I could go through at length what is happening—and of course we all know that there is a Productivity Commission review being undertaken, consistent with the commitment we took to the election. I thought I would spend the few minutes I have talking about some comments that have been made by some members opposite—one of whom is still in the chamber. I am sure he will enjoy this. Before I get to the member for Gorton—and I will get to him—I want to talk about Dr Andrew Leigh, the shadow Assistant Treasurer. We have all seen Clockwork Orange, or at least I have, and we all know that he has been on a Clockwork Orange-style re-education program. To be honest, I reckon Labor should get their money back because the re-education campaign did not quite work. On 24 January this year—not two years ago and not five years ago, not when he was penning his most recent book—he was asked by Linda Mottram on the ABC:

Nonetheless, the Productivity Commission review is going ahead and the sacred cows are all on the list: penalty rates, minimum wages, unfair dismissal laws. Is there any room for restructuring any of those things in the dynamic economic environment that you're describing?

Andrew Leigh answered:

Linda, I'm always up for an evidence-based discussion.
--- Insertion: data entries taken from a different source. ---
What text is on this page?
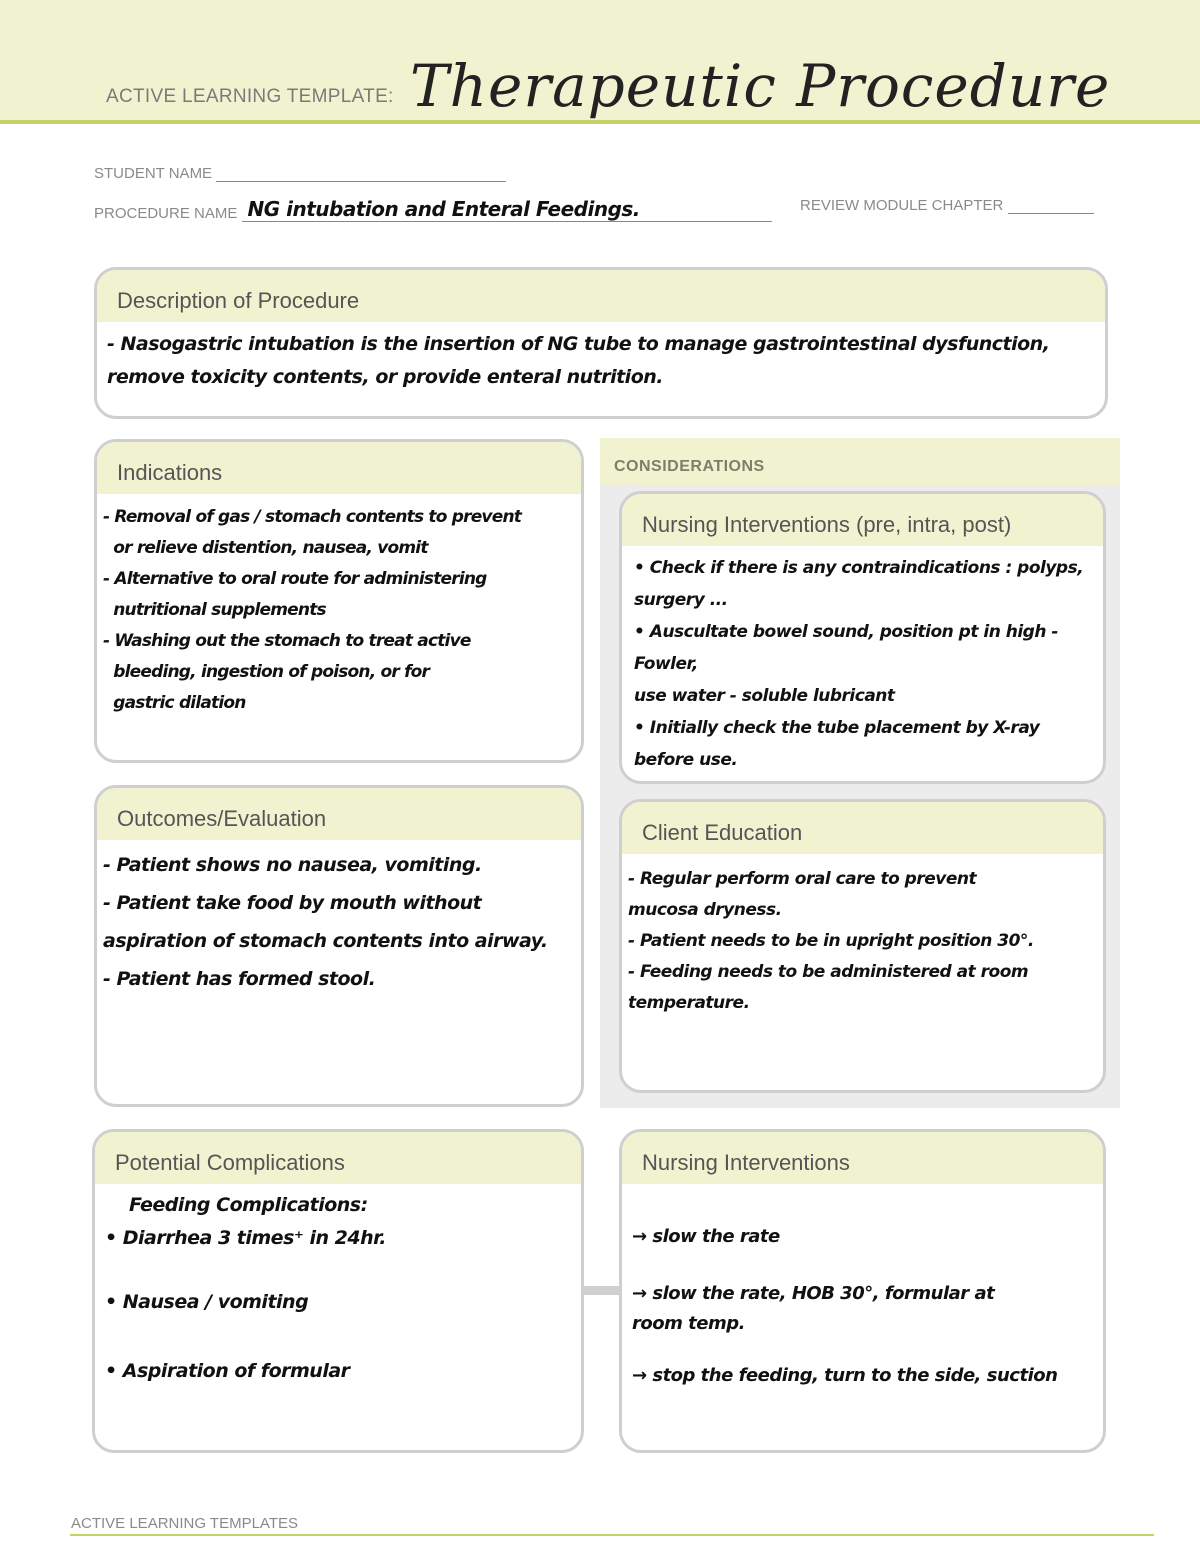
ACTIVE LEARNING TEMPLATE: Therapeutic Procedure
STUDENT NAME
PROCEDURE NAME NG intubation and Enteral Feedings.	REVIEW MODULE CHAPTER
Description of Procedure

- Nasogastric intubation is the insertion of NG tube to manage gastrointestinal dysfunction,

remove toxicity contents, or provide enteral nutrition.

Indications

- Removal of gas / stomach contents to prevent

or relieve distention, nausea, vomit

- Alternative to oral route for administering

nutritional supplements

- Washing out the stomach to treat active

bleeding, ingestion of poison, or for

gastric dilation

Outcomes/Evaluation

- Patient shows no nausea, vomiting.

- Patient take food by mouth without

aspiration of stomach contents into airway.

- Patient has formed stool.

CONSIDERATIONS
Nursing Interventions (pre, intra, post)

• Check if there is any contraindications : polyps,

surgery ...

• Auscultate bowel sound, position pt in high - Fowler,

use water - soluble lubricant

• Initially check the tube placement by X-ray

before use.

Client Education

- Regular perform oral care to prevent

mucosa dryness.

- Patient needs to be in upright position 30°.

- Feeding needs to be administered at room

temperature.

Potential Complications

Feeding Complications:

• Diarrhea 3 times⁺ in 24hr.

• Nausea / vomiting

• Aspiration of formular

Nursing Interventions

→ slow the rate

→ slow the rate, HOB 30°, formular at

room temp.

→ stop the feeding, turn to the side, suction

ACTIVE LEARNING TEMPLATES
So there we have the shadow Assistant Treasurer talking about an evidence based discussion, not ruling out penalty rate changes like the Prime Minister has.

I want to move to the shadow employment minister. This is the person who has the temerity to come in here and submit a matter of public importance about the government's attack on the wages and conditions of working Australians. Do you know what he has had to say? On 24 January—I wonder whether the member for Gorton remembers this—he made some comments. I would not call him a hypocrite—I would not do it—but this is what he said:

There are particular provisions in each award or agreement that I think should be reviewed and I'm not suggesting for a moment that there aren't provisions including penalty rates that shouldn't be looked at.

This is the man who has the temerity to come into this place and raise a matter of public importance.